I'm still kind of confused at what you want, but I think you want this..

SELECT client, provider, sender, min(created_at) AS first_created_at
FROM (
  SELECT count(CASE WHEN is_reset THEN 1 END) OVER (ORDER BY created_at) AS grp,
    client,
    provider,
    sender,
    created_at
  FROM (
    SELECT
      (client,provider,sender) <> lag( (client,provider,sender) ) OVER (ORDER BY created_at) AS is_reset,
      client,
      provider,
      sender,
      created_at
    FROM messages
  ) AS t1
) AS t2
GROUP BY grp, client, provider, sender
HAVING count(*) > 1;

Breaking that down we first create an is_reset using PostgreSQL's row-comparison feature.
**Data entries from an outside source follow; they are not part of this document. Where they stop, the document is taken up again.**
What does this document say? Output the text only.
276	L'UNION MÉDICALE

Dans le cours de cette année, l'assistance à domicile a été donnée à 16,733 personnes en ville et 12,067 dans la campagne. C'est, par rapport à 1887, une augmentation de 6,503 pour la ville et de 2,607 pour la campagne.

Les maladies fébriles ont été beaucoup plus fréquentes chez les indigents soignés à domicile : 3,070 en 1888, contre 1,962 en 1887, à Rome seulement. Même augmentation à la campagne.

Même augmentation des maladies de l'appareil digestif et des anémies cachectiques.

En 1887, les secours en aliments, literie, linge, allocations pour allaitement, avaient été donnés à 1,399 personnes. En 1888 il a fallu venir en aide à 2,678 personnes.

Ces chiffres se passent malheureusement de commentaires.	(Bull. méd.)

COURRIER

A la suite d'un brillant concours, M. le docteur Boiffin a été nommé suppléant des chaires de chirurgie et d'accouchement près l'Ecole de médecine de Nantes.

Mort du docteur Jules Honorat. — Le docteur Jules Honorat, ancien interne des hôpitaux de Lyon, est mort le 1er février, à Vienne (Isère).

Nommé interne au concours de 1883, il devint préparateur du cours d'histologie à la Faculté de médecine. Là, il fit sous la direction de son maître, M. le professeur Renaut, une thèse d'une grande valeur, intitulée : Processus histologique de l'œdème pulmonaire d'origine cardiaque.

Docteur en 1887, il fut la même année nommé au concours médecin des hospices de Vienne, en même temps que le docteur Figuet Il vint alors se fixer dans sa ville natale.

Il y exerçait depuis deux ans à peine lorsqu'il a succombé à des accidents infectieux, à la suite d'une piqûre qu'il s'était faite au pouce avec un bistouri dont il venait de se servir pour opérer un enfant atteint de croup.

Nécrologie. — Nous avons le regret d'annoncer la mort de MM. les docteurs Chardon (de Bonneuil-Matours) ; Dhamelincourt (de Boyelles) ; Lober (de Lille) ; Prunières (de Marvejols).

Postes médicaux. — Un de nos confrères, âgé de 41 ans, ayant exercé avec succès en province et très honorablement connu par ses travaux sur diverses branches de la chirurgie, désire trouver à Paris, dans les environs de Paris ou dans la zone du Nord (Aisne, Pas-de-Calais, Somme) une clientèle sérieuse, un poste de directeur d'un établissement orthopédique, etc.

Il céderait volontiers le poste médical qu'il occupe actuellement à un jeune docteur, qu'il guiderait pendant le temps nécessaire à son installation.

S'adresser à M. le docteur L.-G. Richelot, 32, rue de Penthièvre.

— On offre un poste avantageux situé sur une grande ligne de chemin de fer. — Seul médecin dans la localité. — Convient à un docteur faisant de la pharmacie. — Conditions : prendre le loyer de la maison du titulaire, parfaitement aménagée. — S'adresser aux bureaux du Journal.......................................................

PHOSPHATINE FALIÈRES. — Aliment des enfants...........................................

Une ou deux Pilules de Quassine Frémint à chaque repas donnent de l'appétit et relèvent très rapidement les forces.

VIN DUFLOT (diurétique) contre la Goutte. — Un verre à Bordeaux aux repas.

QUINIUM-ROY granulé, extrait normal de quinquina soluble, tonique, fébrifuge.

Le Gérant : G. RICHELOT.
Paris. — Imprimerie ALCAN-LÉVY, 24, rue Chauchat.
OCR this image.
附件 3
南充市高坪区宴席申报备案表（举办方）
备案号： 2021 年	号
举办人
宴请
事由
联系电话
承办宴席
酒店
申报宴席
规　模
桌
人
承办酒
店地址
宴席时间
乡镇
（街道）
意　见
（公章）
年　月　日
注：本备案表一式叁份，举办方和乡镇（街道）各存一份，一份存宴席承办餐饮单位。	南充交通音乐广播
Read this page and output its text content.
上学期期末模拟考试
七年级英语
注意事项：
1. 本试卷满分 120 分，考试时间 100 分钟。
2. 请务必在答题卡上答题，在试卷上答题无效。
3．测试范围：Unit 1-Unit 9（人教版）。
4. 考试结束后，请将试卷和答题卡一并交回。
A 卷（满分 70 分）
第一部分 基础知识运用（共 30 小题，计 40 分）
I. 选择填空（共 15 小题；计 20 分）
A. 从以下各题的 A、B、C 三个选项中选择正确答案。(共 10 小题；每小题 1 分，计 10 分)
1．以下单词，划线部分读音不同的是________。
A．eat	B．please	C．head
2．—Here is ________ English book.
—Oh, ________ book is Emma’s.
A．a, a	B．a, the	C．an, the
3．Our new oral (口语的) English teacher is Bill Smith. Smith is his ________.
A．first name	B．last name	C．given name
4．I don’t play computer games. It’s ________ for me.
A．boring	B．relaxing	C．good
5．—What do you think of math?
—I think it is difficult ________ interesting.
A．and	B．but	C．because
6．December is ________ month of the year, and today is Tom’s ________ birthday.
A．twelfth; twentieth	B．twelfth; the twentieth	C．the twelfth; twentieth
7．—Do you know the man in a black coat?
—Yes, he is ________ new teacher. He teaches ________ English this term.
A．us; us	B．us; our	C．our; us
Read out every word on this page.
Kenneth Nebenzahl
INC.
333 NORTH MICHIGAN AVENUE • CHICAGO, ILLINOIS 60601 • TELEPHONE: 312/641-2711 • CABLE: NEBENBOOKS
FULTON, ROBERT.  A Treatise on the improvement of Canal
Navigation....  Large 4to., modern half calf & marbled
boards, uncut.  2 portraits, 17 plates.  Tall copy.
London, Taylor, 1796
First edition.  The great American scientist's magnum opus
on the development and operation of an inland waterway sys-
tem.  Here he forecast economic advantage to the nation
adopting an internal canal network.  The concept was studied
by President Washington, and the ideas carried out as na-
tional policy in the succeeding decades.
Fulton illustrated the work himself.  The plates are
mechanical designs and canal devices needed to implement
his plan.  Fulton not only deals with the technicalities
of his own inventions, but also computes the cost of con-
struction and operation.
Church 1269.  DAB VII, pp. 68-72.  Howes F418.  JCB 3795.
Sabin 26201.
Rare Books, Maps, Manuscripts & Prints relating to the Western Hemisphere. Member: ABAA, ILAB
We could have just written this other ways.

SELECT
  (client,provider,sender) <> lag( (client,provider,sender) ) OVER (ORDER BY created_at) AS is_reset,
  client,
  provider,
  sender,
  created_at
FROM messages

 is_reset | client | provider | sender |       created_at       
----------+--------+----------+--------+------------------------
          |      1 |        2 |      1 | 2017-06-13 12:00:00-05
 f        |      1 |        2 |      1 | 2017-06-13 12:00:10-05
 f        |      1 |        2 |      1 | 2017-06-13 12:01:00-05
 t        |      3 |        2 |      2 | 2017-06-13 12:05:00-05
 t        |      1 |        3 |      1 | 2017-06-13 12:05:00-05
 f        |      1 |        3 |      1 | 2017-06-13 12:05:10-05
 t        |      3 |        2 |      2 | 2017-06-13 12:05:10-05
 f        |      3 |        2 |      2 | 2017-06-13 12:05:20-05
 t        |      1 |        2 |      2 | 2017-06-13 12:10:00-05
 f        |      1 |        2 |      2 | 2017-06-13 12:10:10-05
 f        |      1 |        2 |      2 | 2017-06-13 12:10:20-05
 t        |      1 |        2 |      1 | 2017-06-13 12:11:00-05
 t        |      1 |        2 |      2 | 2017-06-13 12:11:10-05
 t        |      3 |        2 |      3 | 2017-06-13 12:12:00-05
 t        |      3 |        2 |      2 | 2017-06-13 12:12:10-05
 f        |      3 |        2 |      2 | 2017-06-13 12:12:15-05
 t        |      3 |        2 |      3 | 2017-06-13 12:12:30-05
 f        |      3 |        2 |      3 | 2017-06-13 12:14:00-05
(18 rows)

Then we count() to get groups.

SELECT count(CASE WHEN is_reset THEN 1 END) OVER (ORDER BY created_at) AS grp,
  client,
  provider,
  sender,
  created_at
FROM (
  SELECT
    (client,provider,sender) <> lag( (client,provider,sender) ) OVER (ORDER BY created_at) AS is_reset,
    client,
    provider,
    sender,
    created_at
  FROM messages
) AS t1;
 grp | client | provider | sender |       created_at       
-----+--------+----------+--------+------------------------
   0 |      1 |        2 |      1 | 2017-06-13 12:00:00-05
   0 |      1 |        2 |      1 | 2017-06-13 12:00:10-05
   0 |      1 |        2 |      1 | 2017-06-13 12:01:00-05
   2 |      3 |        2 |      2 | 2017-06-13 12:05:00-05
   2 |      1 |        3 |      1 | 2017-06-13 12:05:00-05
   3 |      1 |        3 |      1 | 2017-06-13 12:05:10-05
   3 |      3 |        2 |      2 | 2017-06-13 12:05:10-05
   3 |      3 |        2 |      2 | 2017-06-13 12:05:20-05
   4 |      1 |        2 |      2 | 2017-06-13 12:10:00-05
   4 |      1 |        2 |      2 | 2017-06-13 12:10:10-05
   4 |      1 |        2 |      2 | 2017-06-13 12:10:20-05
   5 |      1 |        2 |      1 | 2017-06-13 12:11:00-05
   6 |      1 |        2 |      2 | 2017-06-13 12:11:10-05
   7 |      3 |        2 |      3 | 2017-06-13 12:12:00-05
   8 |      3 |        2 |      2 | 2017-06-13 12:12:10-05
   8 |      3 |        2 |      2 | 2017-06-13 12:12:15-05
   9 |      3 |        2 |      3 | 2017-06-13 12:12:30-05
   9 |      3 |        2 |      3 | 2017-06-13 12:14:00-05
(18 rows)

And, now we GROUP BY grp, and make sure there are at least two messages (with HAVING) which I assume takes care of your, "compare the time from the first message of a group of messages of client to next message of the provider".

I'm not sure of your other criteria or what you want. You did a great job showing data, perhaps you should continue the trend and show what you want to exclude on your data. Also, please, in the future, draw out a desired result form that data if you can.